Charlie Besser is still getting more than he bargained for from Jan. 6, 1994.
That was the day a production team for his Chicago-based sports and entertainment company, Intersport, was tagging along with figure skating gold medal hopeful Nancy Kerrigan during a practice session at Detroit's Cobo Arena to gather some extra footage for a TV special it was putting together for ABC Sports.
What it got would immediately become one of the most infamous images in Olympic history.
Intersport's cameraman was the only one rolling when Ms. Kerrigan was suddenly attacked by a man wielding a police baton, capturing the moments of the skater on the ground and receiving medical attention.
The exclusive video's value was obvious, and Mr. Besser acted swiftly.
He told the producers to embed the Intersport logo on the clip. Then he picked up the phone, triggering what would become a bidding war for the five to 10 minutes of footage.
After calling outlets like Access Hollywood and Entertainment Tonight to establish a fair asking price, Mr. Besser chose to give first rights to ABC News for about 60 percent of the value of other bids, since the assignment had come from ABC in the first place.
But that was only the start of what has become a continuing source of revenue for the company. It is still getting requests to license the footage 20 years later.
"When Tonya Harding gets married, we get calls. When Nancy Kerrigan gets married, we get calls. When somebody has a baby or gets divorced in that group, we get calls," said Mr. Besser, who founded Intersport in 1985. "It's kind of crazy, but it just keeps going."
Intersport has netted seven figures in revenue over the years from licensing the video clip hundreds of times on TV and the Web.
More than a dozen requests rolled in over the months leading up to the current Olympic Games in Sochi. ESPN and NBC Sports both licensed the footage for recent documentaries on the incident.
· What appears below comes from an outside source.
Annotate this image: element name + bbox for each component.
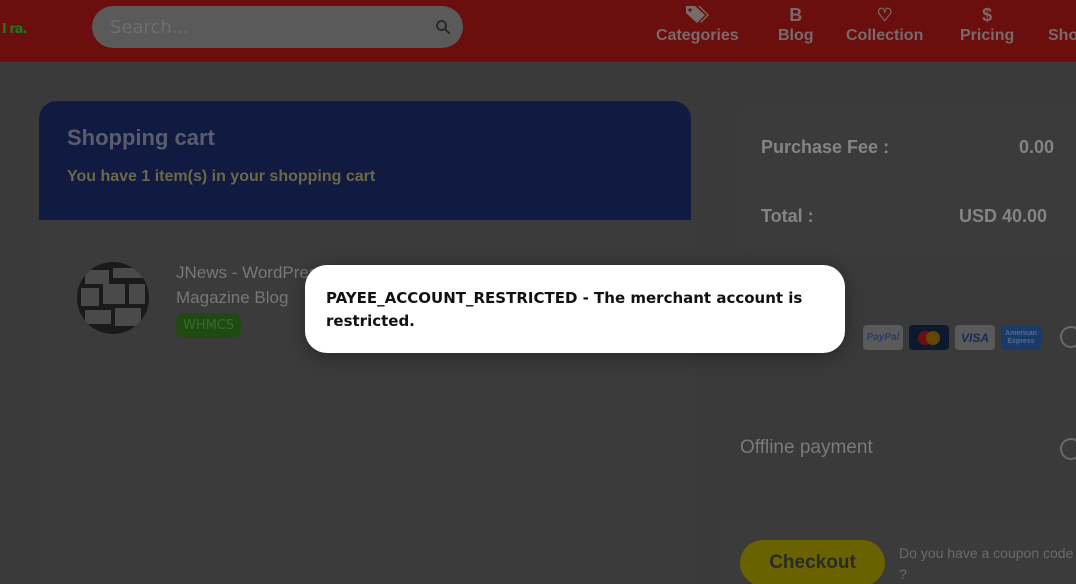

Fees vary, depending on how an outlet wants to use the video, but typically start at between $10,000 and $15,000 per use, or $250 per second, for using it over a one-year period.
DROP IN THE BUCKET
That's a relative drop in the bucket for a company whose annual revenue is north of $100 million, but Intersport has vigilantly protected the video, as social media has expanded.
"It is constant checking and supervision," said Mr. Besser, adding that Intersport has had to make some calls to unlicensed users but has never sued anybody over it. "Everybody knows who owns it now, so there are very few excuses."
Today, Intersport is known primarily for staging and selling sponsorships for sporting events like the TD Ameritrade College Home Run Derby, and the State Farm College Slam Dunk and 3-Point Championships during the NCAA men's basketball tournament. Most recently, it added the Hockey City Classic, an outdoor college hockey event that debuted at Soldier Field last year and that the company intends to bring back to Chicago in 2015.
Those large events, combined with nearly 1,500 smaller ones each year, make up about half of its business. The company also runs a sports sponsorship consulting service and a growing online entertainment news hub, CelebTV.com.
But two decades after the fact, the Kerrigan video still shows up on the Intersport ledger, and the company continues to be crafty in making sure user licenses expire short of key anniversary dates, a move to keep fresh requests coming in.
All currently active licenses, for example, expire before the 25th anniversary of the incident, when Mr. Besser says Intersport will "do the ultimate digging back into the story" through a documentary "and then put it to rest forever."
Or maybe, he says with a smile, just until the next round of requests start pouring in at the 30-year mark.